Visual recognition has always been a fundamental problem in computer vision. Its task is to learn visual categories using labeled training data and then identify unlabeled new instances of those categories. However, due to the large variations in visual data, visual recognition is still a challenging problem. Handling the variations in captured images is important for real-world applications where unconstrained data acquisition scenarios are widely prevalent.

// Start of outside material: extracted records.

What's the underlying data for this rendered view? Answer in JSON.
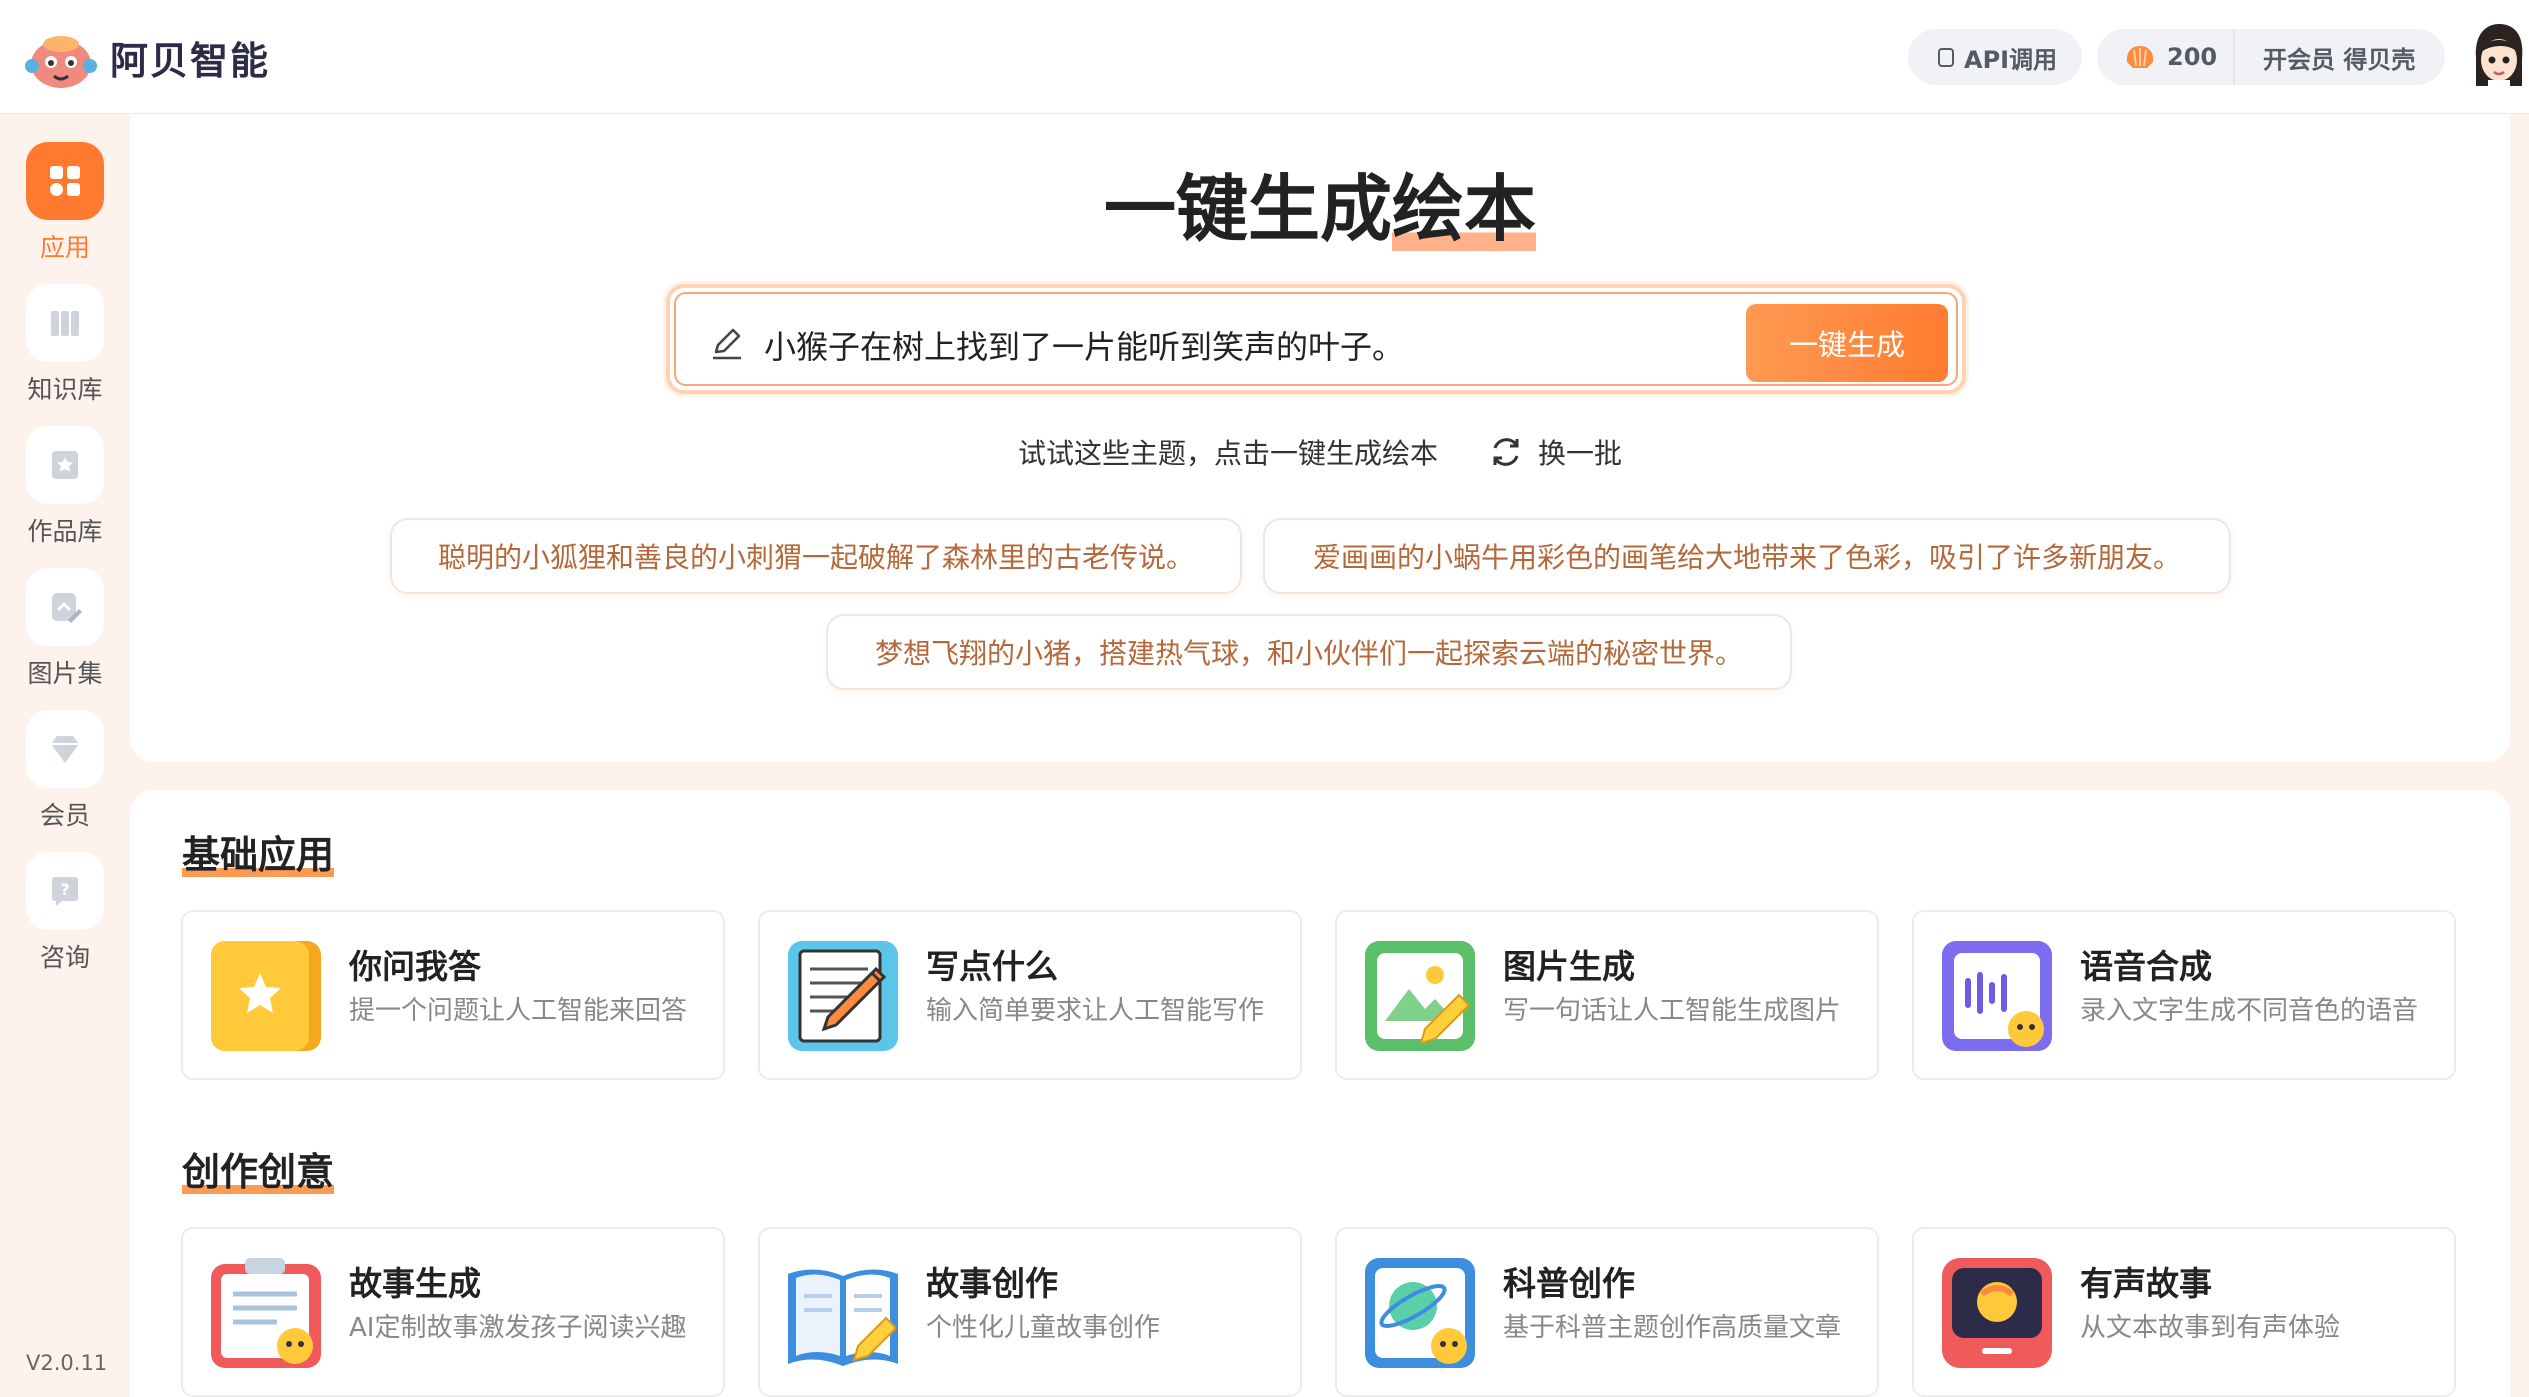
{
  "header": {
    "brand": "阿贝智能",
    "api_label": "API调用",
    "coins": "200",
    "vip_label": "开会员 得贝壳"
  },
  "sidebar": {
    "items": [
      {
        "label": "应用",
        "icon": "apps-icon",
        "active": true
      },
      {
        "label": "知识库",
        "icon": "books-icon",
        "active": false
      },
      {
        "label": "作品库",
        "icon": "portfolio-icon",
        "active": false
      },
      {
        "label": "图片集",
        "icon": "image-collection-icon",
        "active": false
      },
      {
        "label": "会员",
        "icon": "diamond-icon",
        "active": false
      },
      {
        "label": "咨询",
        "icon": "help-icon",
        "active": false
      }
    ],
    "version": "V2.0.11"
  },
  "hero": {
    "title_main": "一键生成",
    "title_highlight": "绘本",
    "input_value": "小猴子在树上找到了一片能听到笑声的叶子。",
    "generate_label": "一键生成",
    "hint": "试试这些主题，点击一键生成绘本",
    "refresh_label": "换一批",
    "suggestions": [
      "聪明的小狐狸和善良的小刺猬一起破解了森林里的古老传说。",
      "爱画画的小蜗牛用彩色的画笔给大地带来了色彩，吸引了许多新朋友。",
      "梦想飞翔的小猪，搭建热气球，和小伙伴们一起探索云端的秘密世界。"
    ]
  },
  "sections": [
    {
      "title": "基础应用",
      "cards": [
        {
          "title": "你问我答",
          "desc": "提一个问题让人工智能来回答",
          "icon": "star-qa-icon"
        },
        {
          "title": "写点什么",
          "desc": "输入简单要求让人工智能写作",
          "icon": "pen-paper-icon"
        },
        {
          "title": "图片生成",
          "desc": "写一句话让人工智能生成图片",
          "icon": "image-gen-icon"
        },
        {
          "title": "语音合成",
          "desc": "录入文字生成不同音色的语音",
          "icon": "voice-wave-icon"
        }
      ]
    },
    {
      "title": "创作创意",
      "cards": [
        {
          "title": "故事生成",
          "desc": "AI定制故事激发孩子阅读兴趣",
          "icon": "clipboard-story-icon"
        },
        {
          "title": "故事创作",
          "desc": "个性化儿童故事创作",
          "icon": "open-book-icon"
        },
        {
          "title": "科普创作",
          "desc": "基于科普主题创作高质量文章",
          "icon": "planet-science-icon"
        },
        {
          "title": "有声故事",
          "desc": "从文本故事到有声体验",
          "icon": "audio-story-icon"
        }
      ]
    }
  ],
  "colors": {
    "accent": "#ff7a2e",
    "chip_text": "#b5693a",
    "page_bg": "#fdf3ec"
  }
}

In this dissertation, we first address the variations between training and testing data. Particularly, for cross-domain object recognition, we propose a Grassmann manifold-based domain adaptation approach to model the domain shift using the geodesic connecting the source and target domains. We further measure the distance between two data points from different domains by integrating the distance of their projections through all the intermediate subspaces along the geodesic. Our proposed approach that exploits all the intermediate subspaces along the geodesic produces a more accurate metric. For cross-view action recognition, we present two effective approaches to learn transferable dictionaries and view-invariant sparse representations. In the first approach, we learn a set of transferable dictionaries where each dictionary corresponds to one camera view. The set of dictionaries is learned simultaneously from sets of correspondence videos taken at different views with the aim of encouraging each video in the set to have the same sparse representation. In the second approach, we relaxes this constraint by encouraging correspondence videos to have similar sparse representations. In addition, we learn a common dictionary that is incoherent to view-specific dictionaries for cross-view action recognition. The set of view-specific dictionaries is learned for specific views while the common dictionary is shared across different views. In this way, we can align view-specific features in the sparse feature spaces spanned by the view-specific dictionary set and transfer the view-shared features in the sparse feature space spanned by the common dictionary.

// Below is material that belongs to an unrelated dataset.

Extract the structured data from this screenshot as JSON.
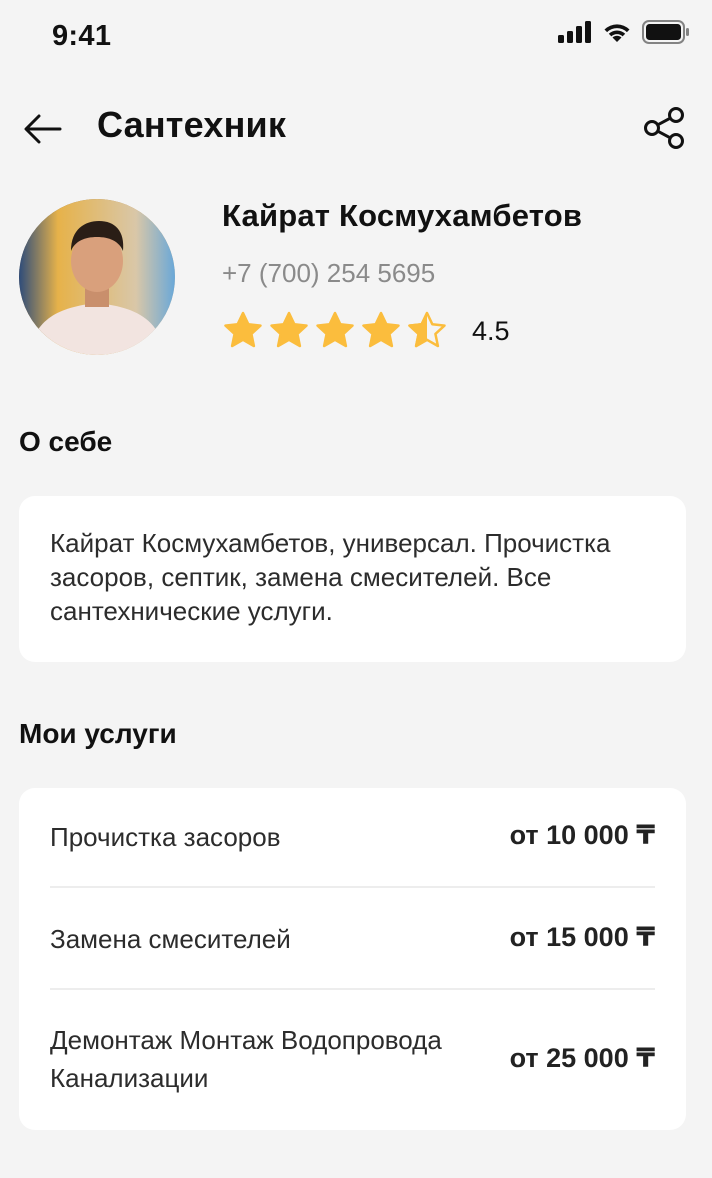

In order to handle the more general variations in captured images, we also exploit the semantic information to learn discriminative feature representations for visual recognition. Class labels are often organized in a hierarchical taxonomy based on their semantic meanings. We propose a novel multi-layer hierarchical dictionary learning framework for region tagging. Specifically, we learn a node-specific dictionary for each semantic label in the taxonomy and preserve the hierarchial semantic structure in the relationship among these node-dictionaries. Our approach can also transfer knowledge from semantic label at higher levels to help learn the classifiers for semantic labels at lower levels. Moreover, we exploit the semantic attributes for boosting the performance of visual recognition. We encode objects or actions based on attributes that describe them as high-level concepts. We consider two types of attributes. One type of attributes is generated by humans, while the second type is data-driven attributes extracted from data using dictionary learning methods. Attribute-based representation may exhibit variations due to noisy and redundant attributes. We propose a discriminative and compact attribute-based representation by selecting a subset of discriminative attributes from a large attribute set. Three attribute selection criteria are proposed and formulated as a submodular optimization problem. A greedy optimization algorithm is presented and its solution is guaranteed to be at least (1-1/e)-approximation to the optimum.